We used quantitative autoradiography to measure the contribution of the 5-hydroxytryptamine (5-HT, serotonin) innervation of rat telencephalon to the synthesis of dopamine (DA) from exogenous L-DOPA. One week after stereotaxic infusions of 5,7-dihydroxy-tryptamine (5,7-DHT, 1.6 micrograms) into the right medial forebrain bundle (MFB), rats received [3H]DOPA (200 microCi,i.v.), which circulated for 90 min.

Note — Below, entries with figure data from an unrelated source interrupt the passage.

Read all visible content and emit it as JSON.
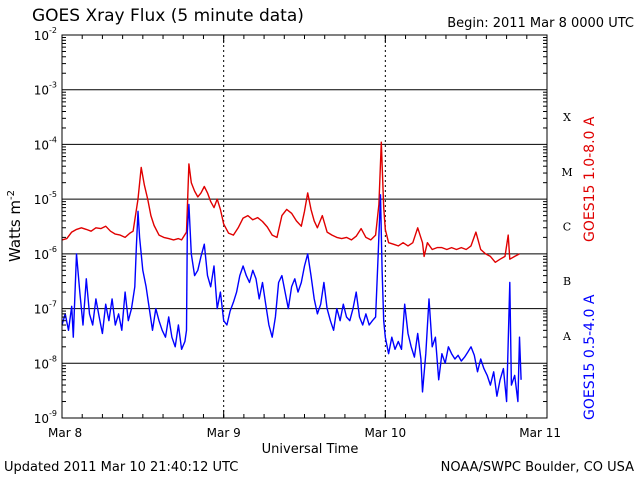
{
  "chart_data": {
    "type": "line",
    "title": "GOES Xray Flux (5 minute data)",
    "begin": "Begin:  2011 Mar 8 0000 UTC",
    "xlabel": "Universal Time",
    "ylabel": "Watts m",
    "ylabel_exp": "-2",
    "y_scale": "log",
    "ylim": [
      1e-09,
      0.01
    ],
    "xlim": [
      0,
      3
    ],
    "x_ticks": [
      {
        "label": "Mar 8",
        "value": 0
      },
      {
        "label": "Mar 9",
        "value": 1
      },
      {
        "label": "Mar 10",
        "value": 2
      },
      {
        "label": "Mar 11",
        "value": 3
      }
    ],
    "y_ticks": [
      {
        "base": "10",
        "exp": "-9",
        "value": 1e-09
      },
      {
        "base": "10",
        "exp": "-8",
        "value": 1e-08
      },
      {
        "base": "10",
        "exp": "-7",
        "value": 1e-07
      },
      {
        "base": "10",
        "exp": "-6",
        "value": 1e-06
      },
      {
        "base": "10",
        "exp": "-5",
        "value": 1e-05
      },
      {
        "base": "10",
        "exp": "-4",
        "value": 0.0001
      },
      {
        "base": "10",
        "exp": "-3",
        "value": 0.001
      },
      {
        "base": "10",
        "exp": "-2",
        "value": 0.01
      }
    ],
    "flare_classes": [
      {
        "label": "A",
        "value": 3.16e-08
      },
      {
        "label": "B",
        "value": 3.16e-07
      },
      {
        "label": "C",
        "value": 3.16e-06
      },
      {
        "label": "M",
        "value": 3.16e-05
      },
      {
        "label": "X",
        "value": 0.000316
      }
    ],
    "grid": true,
    "series": [
      {
        "name": "GOES15 1.0-8.0 A",
        "color": "#e00000",
        "points": [
          [
            0.0,
            1.8e-06
          ],
          [
            0.03,
            1.9e-06
          ],
          [
            0.06,
            2.5e-06
          ],
          [
            0.09,
            2.8e-06
          ],
          [
            0.12,
            3e-06
          ],
          [
            0.15,
            2.8e-06
          ],
          [
            0.18,
            2.6e-06
          ],
          [
            0.21,
            3e-06
          ],
          [
            0.24,
            2.9e-06
          ],
          [
            0.27,
            3.2e-06
          ],
          [
            0.3,
            2.6e-06
          ],
          [
            0.33,
            2.3e-06
          ],
          [
            0.36,
            2.2e-06
          ],
          [
            0.39,
            2e-06
          ],
          [
            0.42,
            2.4e-06
          ],
          [
            0.44,
            2.6e-06
          ],
          [
            0.47,
            1e-05
          ],
          [
            0.49,
            3.8e-05
          ],
          [
            0.51,
            1.8e-05
          ],
          [
            0.53,
            1e-05
          ],
          [
            0.55,
            5e-06
          ],
          [
            0.57,
            3.3e-06
          ],
          [
            0.6,
            2.2e-06
          ],
          [
            0.63,
            2e-06
          ],
          [
            0.66,
            1.9e-06
          ],
          [
            0.69,
            1.8e-06
          ],
          [
            0.72,
            1.9e-06
          ],
          [
            0.74,
            1.8e-06
          ],
          [
            0.77,
            2.5e-06
          ],
          [
            0.785,
            4.4e-05
          ],
          [
            0.8,
            2e-05
          ],
          [
            0.82,
            1.4e-05
          ],
          [
            0.84,
            1.1e-05
          ],
          [
            0.86,
            1.3e-05
          ],
          [
            0.88,
            1.7e-05
          ],
          [
            0.9,
            1.3e-05
          ],
          [
            0.92,
            9e-06
          ],
          [
            0.94,
            7e-06
          ],
          [
            0.96,
            1e-05
          ],
          [
            0.98,
            6.5e-06
          ],
          [
            1.0,
            3.5e-06
          ],
          [
            1.03,
            2.4e-06
          ],
          [
            1.06,
            2.2e-06
          ],
          [
            1.09,
            3e-06
          ],
          [
            1.12,
            4.5e-06
          ],
          [
            1.15,
            5e-06
          ],
          [
            1.18,
            4.2e-06
          ],
          [
            1.21,
            4.6e-06
          ],
          [
            1.24,
            3.9e-06
          ],
          [
            1.27,
            3.1e-06
          ],
          [
            1.3,
            2.2e-06
          ],
          [
            1.33,
            2e-06
          ],
          [
            1.36,
            5e-06
          ],
          [
            1.39,
            6.5e-06
          ],
          [
            1.42,
            5.5e-06
          ],
          [
            1.45,
            4e-06
          ],
          [
            1.48,
            3.2e-06
          ],
          [
            1.5,
            6e-06
          ],
          [
            1.52,
            1.3e-05
          ],
          [
            1.54,
            6.5e-06
          ],
          [
            1.56,
            4e-06
          ],
          [
            1.58,
            3e-06
          ],
          [
            1.61,
            5e-06
          ],
          [
            1.64,
            2.5e-06
          ],
          [
            1.67,
            2.2e-06
          ],
          [
            1.7,
            2e-06
          ],
          [
            1.73,
            1.9e-06
          ],
          [
            1.76,
            2e-06
          ],
          [
            1.79,
            1.8e-06
          ],
          [
            1.82,
            2.1e-06
          ],
          [
            1.85,
            2.9e-06
          ],
          [
            1.88,
            2e-06
          ],
          [
            1.91,
            1.8e-06
          ],
          [
            1.94,
            2.2e-06
          ],
          [
            1.96,
            8e-06
          ],
          [
            1.975,
            0.00011
          ],
          [
            1.99,
            7e-06
          ],
          [
            2.0,
            2.8e-06
          ],
          [
            2.02,
            1.6e-06
          ],
          [
            2.05,
            1.5e-06
          ],
          [
            2.08,
            1.4e-06
          ],
          [
            2.11,
            1.6e-06
          ],
          [
            2.14,
            1.4e-06
          ],
          [
            2.17,
            1.6e-06
          ],
          [
            2.2,
            3e-06
          ],
          [
            2.23,
            1.6e-06
          ],
          [
            2.24,
            9e-07
          ],
          [
            2.26,
            1.6e-06
          ],
          [
            2.29,
            1.2e-06
          ],
          [
            2.32,
            1.3e-06
          ],
          [
            2.35,
            1.3e-06
          ],
          [
            2.38,
            1.2e-06
          ],
          [
            2.41,
            1.3e-06
          ],
          [
            2.44,
            1.2e-06
          ],
          [
            2.47,
            1.3e-06
          ],
          [
            2.5,
            1.2e-06
          ],
          [
            2.53,
            1.4e-06
          ],
          [
            2.56,
            2.5e-06
          ],
          [
            2.59,
            1.2e-06
          ],
          [
            2.62,
            1e-06
          ],
          [
            2.65,
            9e-07
          ],
          [
            2.68,
            7e-07
          ],
          [
            2.71,
            8e-07
          ],
          [
            2.74,
            9e-07
          ],
          [
            2.76,
            2.2e-06
          ],
          [
            2.77,
            8e-07
          ],
          [
            2.8,
            9e-07
          ],
          [
            2.83,
            1e-06
          ]
        ]
      },
      {
        "name": "GOES15 0.5-4.0 A",
        "color": "#0000ff",
        "points": [
          [
            0.0,
            5e-08
          ],
          [
            0.02,
            8e-08
          ],
          [
            0.04,
            4e-08
          ],
          [
            0.06,
            1.1e-07
          ],
          [
            0.07,
            3e-08
          ],
          [
            0.09,
            1e-06
          ],
          [
            0.11,
            2e-07
          ],
          [
            0.13,
            5e-08
          ],
          [
            0.15,
            3.5e-07
          ],
          [
            0.17,
            8e-08
          ],
          [
            0.19,
            5e-08
          ],
          [
            0.21,
            1.5e-07
          ],
          [
            0.23,
            7e-08
          ],
          [
            0.25,
            3.5e-08
          ],
          [
            0.27,
            1.2e-07
          ],
          [
            0.29,
            6e-08
          ],
          [
            0.31,
            1.5e-07
          ],
          [
            0.33,
            5e-08
          ],
          [
            0.35,
            8e-08
          ],
          [
            0.37,
            4e-08
          ],
          [
            0.39,
            2e-07
          ],
          [
            0.41,
            6e-08
          ],
          [
            0.43,
            1e-07
          ],
          [
            0.45,
            2.5e-07
          ],
          [
            0.46,
            1.4e-06
          ],
          [
            0.47,
            6e-06
          ],
          [
            0.48,
            2e-06
          ],
          [
            0.5,
            5e-07
          ],
          [
            0.52,
            2.5e-07
          ],
          [
            0.54,
            1e-07
          ],
          [
            0.56,
            4e-08
          ],
          [
            0.58,
            1e-07
          ],
          [
            0.6,
            6e-08
          ],
          [
            0.62,
            4e-08
          ],
          [
            0.64,
            3e-08
          ],
          [
            0.66,
            7e-08
          ],
          [
            0.68,
            3e-08
          ],
          [
            0.7,
            2e-08
          ],
          [
            0.72,
            5e-08
          ],
          [
            0.74,
            1.8e-08
          ],
          [
            0.76,
            2.5e-08
          ],
          [
            0.77,
            4e-08
          ],
          [
            0.775,
            2.5e-06
          ],
          [
            0.785,
            8e-06
          ],
          [
            0.8,
            1e-06
          ],
          [
            0.82,
            4e-07
          ],
          [
            0.84,
            5e-07
          ],
          [
            0.86,
            9e-07
          ],
          [
            0.88,
            1.5e-06
          ],
          [
            0.9,
            4e-07
          ],
          [
            0.92,
            2.5e-07
          ],
          [
            0.94,
            6e-07
          ],
          [
            0.96,
            1e-07
          ],
          [
            0.98,
            2e-07
          ],
          [
            1.0,
            6e-08
          ],
          [
            1.02,
            5e-08
          ],
          [
            1.04,
            9e-08
          ],
          [
            1.06,
            1.3e-07
          ],
          [
            1.08,
            2e-07
          ],
          [
            1.1,
            4e-07
          ],
          [
            1.12,
            6e-07
          ],
          [
            1.14,
            4e-07
          ],
          [
            1.16,
            3e-07
          ],
          [
            1.18,
            5e-07
          ],
          [
            1.2,
            3.5e-07
          ],
          [
            1.22,
            1.5e-07
          ],
          [
            1.24,
            3e-07
          ],
          [
            1.26,
            1.2e-07
          ],
          [
            1.28,
            5e-08
          ],
          [
            1.3,
            3e-08
          ],
          [
            1.32,
            7e-08
          ],
          [
            1.34,
            3e-07
          ],
          [
            1.36,
            4e-07
          ],
          [
            1.38,
            2e-07
          ],
          [
            1.4,
            1e-07
          ],
          [
            1.42,
            2.5e-07
          ],
          [
            1.44,
            3.5e-07
          ],
          [
            1.46,
            2e-07
          ],
          [
            1.48,
            3e-07
          ],
          [
            1.5,
            6e-07
          ],
          [
            1.52,
            1e-06
          ],
          [
            1.54,
            4e-07
          ],
          [
            1.56,
            1.5e-07
          ],
          [
            1.58,
            8e-08
          ],
          [
            1.6,
            1.2e-07
          ],
          [
            1.62,
            3e-07
          ],
          [
            1.64,
            1e-07
          ],
          [
            1.66,
            6e-08
          ],
          [
            1.68,
            4e-08
          ],
          [
            1.7,
            1e-07
          ],
          [
            1.72,
            6e-08
          ],
          [
            1.74,
            1.2e-07
          ],
          [
            1.76,
            7e-08
          ],
          [
            1.78,
            6e-08
          ],
          [
            1.8,
            1e-07
          ],
          [
            1.82,
            2e-07
          ],
          [
            1.84,
            7e-08
          ],
          [
            1.86,
            5e-08
          ],
          [
            1.88,
            8e-08
          ],
          [
            1.9,
            5e-08
          ],
          [
            1.92,
            6e-08
          ],
          [
            1.94,
            7e-08
          ],
          [
            1.955,
            9e-07
          ],
          [
            1.97,
            1.2e-05
          ],
          [
            1.98,
            5e-07
          ],
          [
            1.99,
            6e-08
          ],
          [
            2.0,
            3e-08
          ],
          [
            2.02,
            1.5e-08
          ],
          [
            2.04,
            3e-08
          ],
          [
            2.06,
            1.8e-08
          ],
          [
            2.08,
            2.5e-08
          ],
          [
            2.1,
            1.8e-08
          ],
          [
            2.12,
            1.2e-07
          ],
          [
            2.14,
            3.5e-08
          ],
          [
            2.16,
            2e-08
          ],
          [
            2.18,
            1.3e-08
          ],
          [
            2.2,
            3.5e-08
          ],
          [
            2.22,
            1.2e-08
          ],
          [
            2.23,
            3e-09
          ],
          [
            2.25,
            1.5e-08
          ],
          [
            2.27,
            1.5e-07
          ],
          [
            2.29,
            2e-08
          ],
          [
            2.31,
            3e-08
          ],
          [
            2.33,
            5e-09
          ],
          [
            2.35,
            1.5e-08
          ],
          [
            2.37,
            1e-08
          ],
          [
            2.39,
            2e-08
          ],
          [
            2.41,
            1.5e-08
          ],
          [
            2.43,
            1.2e-08
          ],
          [
            2.45,
            1.4e-08
          ],
          [
            2.47,
            1.1e-08
          ],
          [
            2.49,
            1.3e-08
          ],
          [
            2.51,
            1.6e-08
          ],
          [
            2.53,
            2e-08
          ],
          [
            2.55,
            1.4e-08
          ],
          [
            2.57,
            7e-09
          ],
          [
            2.59,
            1.2e-08
          ],
          [
            2.61,
            8e-09
          ],
          [
            2.63,
            6e-09
          ],
          [
            2.65,
            4e-09
          ],
          [
            2.67,
            7e-09
          ],
          [
            2.69,
            2.5e-09
          ],
          [
            2.71,
            5e-09
          ],
          [
            2.73,
            8e-09
          ],
          [
            2.75,
            2e-09
          ],
          [
            2.77,
            3e-07
          ],
          [
            2.78,
            4e-09
          ],
          [
            2.8,
            6e-09
          ],
          [
            2.82,
            2e-09
          ],
          [
            2.83,
            3e-08
          ],
          [
            2.84,
            5e-09
          ]
        ]
      }
    ]
  },
  "footer": {
    "updated": "Updated 2011 Mar 10 21:40:12 UTC",
    "source": "NOAA/SWPC Boulder, CO USA"
  }
}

The specific bindings in vitro of the 5-HT uptake site ligand [3H]citalopram and the DA uptake site ligand [125I]RTI-55 were measured in cryostat sections from the prosencephalon. In most structures ipsilateral to the lesion, [3H]citalopram specific binding was substantially reduced (50-90%). In the lateral habenula specific binding declined by only 30-40%, reflecting the presence of a 5-HT pathway deviating from the MFB at the mesencephalic flexure. [125I]RTI-55 binding in the basal ganglia was reduced by 50% on the side of the 5,7-DHT lesion, but was unperturbed in rats pretreated with desmethylimipramine (DMI). 5,7-DHT infusions decreased the synthesis of [3H]DA from [3H]DOPA in vivo in the basal ganglia by (40-90%). Pretreatment with DMI protected [3H]DA synthesis in the basal ganglia, but not in the olfactory tubercle and amygdala ipsilateral to the lesion. Whereas the 5-HT innervation does not contribute greatly to [3H]DA synthesis in the basal ganglia, a substantial proportion of [3H]DA synthesis in olfactory tubercle and amygdala requires an intact 5-HT innervation.